Saakashvili’s story is sinking fast

Moscow’s version of events in the recent Ossetia war has not varied. It says that Georgia attacked on the night of 7 August and that Russian troops did not arrive until the next day. It is clear, furthermore, that they did not appear in South Ossetia in strength until at least 24 hours after the first Georgian shots were fired.

Saakashvili’s story, on the other hand, has changed several times. On the 7th, a few hours before his forces opened fire, he made a speech on TV in which he said he had ordered a ceasefire adding “And I am offering the Russian Federation to be a guarantor of the South Ossetian autonomy within Georgia… I offer a very important role to Russia in resolving this conflict… Georgia is a natural ally for Russia… We need a real mediator.” The next day, when he believed victory was at hand, he made another speech. A Georgian source reported him saying that Georgian forces now controlled “most of South Ossetia” and that “A large part of Tskhinvali is now liberated and fighting is ongoing in the centre of Tskhinvali”. In this he made two assertions to justify the attack: first that “South Ossetian militias responded to his peace initiative on August 7 by shelling Georgian villages” and second that “Georgia had come under aerial attack from Russian warplanes”. No mention of Russian troops entering South Ossetia then.

Of course, his victory announcement was premature and a few days later, he needed a bigger justification for the catastrophe.

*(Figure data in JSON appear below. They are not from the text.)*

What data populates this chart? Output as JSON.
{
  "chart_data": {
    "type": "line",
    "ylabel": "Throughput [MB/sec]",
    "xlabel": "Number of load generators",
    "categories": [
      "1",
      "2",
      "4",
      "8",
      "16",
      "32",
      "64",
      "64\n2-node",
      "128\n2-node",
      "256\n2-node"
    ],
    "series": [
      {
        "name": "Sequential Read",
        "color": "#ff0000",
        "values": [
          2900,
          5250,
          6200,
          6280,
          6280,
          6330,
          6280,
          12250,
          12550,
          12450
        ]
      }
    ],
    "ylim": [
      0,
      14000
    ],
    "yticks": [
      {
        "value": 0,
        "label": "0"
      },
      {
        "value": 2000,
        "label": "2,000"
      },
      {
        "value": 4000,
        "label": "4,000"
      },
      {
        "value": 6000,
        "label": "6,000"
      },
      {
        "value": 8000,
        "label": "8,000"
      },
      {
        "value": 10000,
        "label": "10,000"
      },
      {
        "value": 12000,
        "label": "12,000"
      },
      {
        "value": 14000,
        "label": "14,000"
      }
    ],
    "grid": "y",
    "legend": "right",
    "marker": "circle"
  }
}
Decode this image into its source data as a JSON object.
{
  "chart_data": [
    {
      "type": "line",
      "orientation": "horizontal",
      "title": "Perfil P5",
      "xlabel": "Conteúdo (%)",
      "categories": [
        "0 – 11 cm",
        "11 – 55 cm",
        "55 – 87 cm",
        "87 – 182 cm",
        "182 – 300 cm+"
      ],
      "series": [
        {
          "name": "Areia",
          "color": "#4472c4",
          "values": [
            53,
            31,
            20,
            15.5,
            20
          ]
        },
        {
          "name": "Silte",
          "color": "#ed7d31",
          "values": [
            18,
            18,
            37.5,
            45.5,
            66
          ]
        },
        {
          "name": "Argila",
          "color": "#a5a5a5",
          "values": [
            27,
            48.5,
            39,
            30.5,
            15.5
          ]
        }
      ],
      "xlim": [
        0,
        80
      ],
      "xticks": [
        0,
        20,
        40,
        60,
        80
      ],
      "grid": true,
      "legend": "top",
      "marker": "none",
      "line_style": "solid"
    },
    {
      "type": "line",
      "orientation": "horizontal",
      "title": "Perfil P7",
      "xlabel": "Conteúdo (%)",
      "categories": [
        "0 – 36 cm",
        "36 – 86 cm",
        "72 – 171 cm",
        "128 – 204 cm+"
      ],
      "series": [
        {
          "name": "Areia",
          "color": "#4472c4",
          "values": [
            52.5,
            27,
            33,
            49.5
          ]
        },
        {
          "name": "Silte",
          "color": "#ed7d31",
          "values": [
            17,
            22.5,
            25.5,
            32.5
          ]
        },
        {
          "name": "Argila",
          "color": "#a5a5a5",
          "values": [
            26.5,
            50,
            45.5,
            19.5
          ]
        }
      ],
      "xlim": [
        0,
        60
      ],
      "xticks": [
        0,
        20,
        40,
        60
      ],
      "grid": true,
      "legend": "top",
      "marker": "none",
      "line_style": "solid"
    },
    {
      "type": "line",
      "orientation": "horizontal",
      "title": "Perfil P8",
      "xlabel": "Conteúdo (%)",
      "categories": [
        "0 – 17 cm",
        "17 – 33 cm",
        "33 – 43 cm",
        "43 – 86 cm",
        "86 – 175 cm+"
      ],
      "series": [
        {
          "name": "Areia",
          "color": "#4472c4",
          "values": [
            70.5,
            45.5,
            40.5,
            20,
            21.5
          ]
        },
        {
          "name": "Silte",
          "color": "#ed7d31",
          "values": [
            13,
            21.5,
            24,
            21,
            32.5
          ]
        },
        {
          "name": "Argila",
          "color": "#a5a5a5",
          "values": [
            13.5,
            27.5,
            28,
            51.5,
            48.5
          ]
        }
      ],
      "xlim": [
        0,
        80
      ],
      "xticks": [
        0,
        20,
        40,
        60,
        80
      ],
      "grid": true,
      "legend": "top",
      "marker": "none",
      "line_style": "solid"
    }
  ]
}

It was then that he started claiming that the Russians moved first. “‘I am sickened by the speculation that Georgia started anything,’ Mr Saakashvili told a conference call with journalists days later on August 13. ‘We clearly responded to the Russians . . . The point here is that around 11 o’clock, Russian tanks started to move into Georgian territory, 150 at first. And that was a clear-cut invasion. That was the moment when we started to open fire with artillery, because otherwise they would have crossed the bridge and moved into Tskhinvali.’”

Then the story changed again: on 23 September in a piece he wrote in the Washington Post, he claimed that “Russia then started its land invasion in the early hours of Aug. 7, after days of heavy shelling that killed civilians and Georgian peacekeepers.” He expected his readership to believe that the Russians had had an 18-hour head start on a 60-kilometre race and that Georgia had invaded anyway. Too preposterous and it seems to have been quietly forgotten.

Saakashvili’s stories are collapsing one after the other: the first story about a response to heavy Ossetian shelling is directly contradicted by two former British officers who were part of the OSCE team in the area: they report “Georgian rockets and artillery were hitting civilian areas in the breakaway region of South Ossetia every 15 or 20 seconds” and deny that there was the shelling of Georgia villages that Saakashvili claimed on the 8th.

The second story of the Russians entering South Ossetia just before – “supported” with the laughable claim of an intercepted telephone call which was mysteriously “lost” for several weeks – collapses in the BBC program of a couple of weeks ago (Part 1, Part 2). Americans were finally introduced to the accurate version in the New York Times nearly three months after the war began.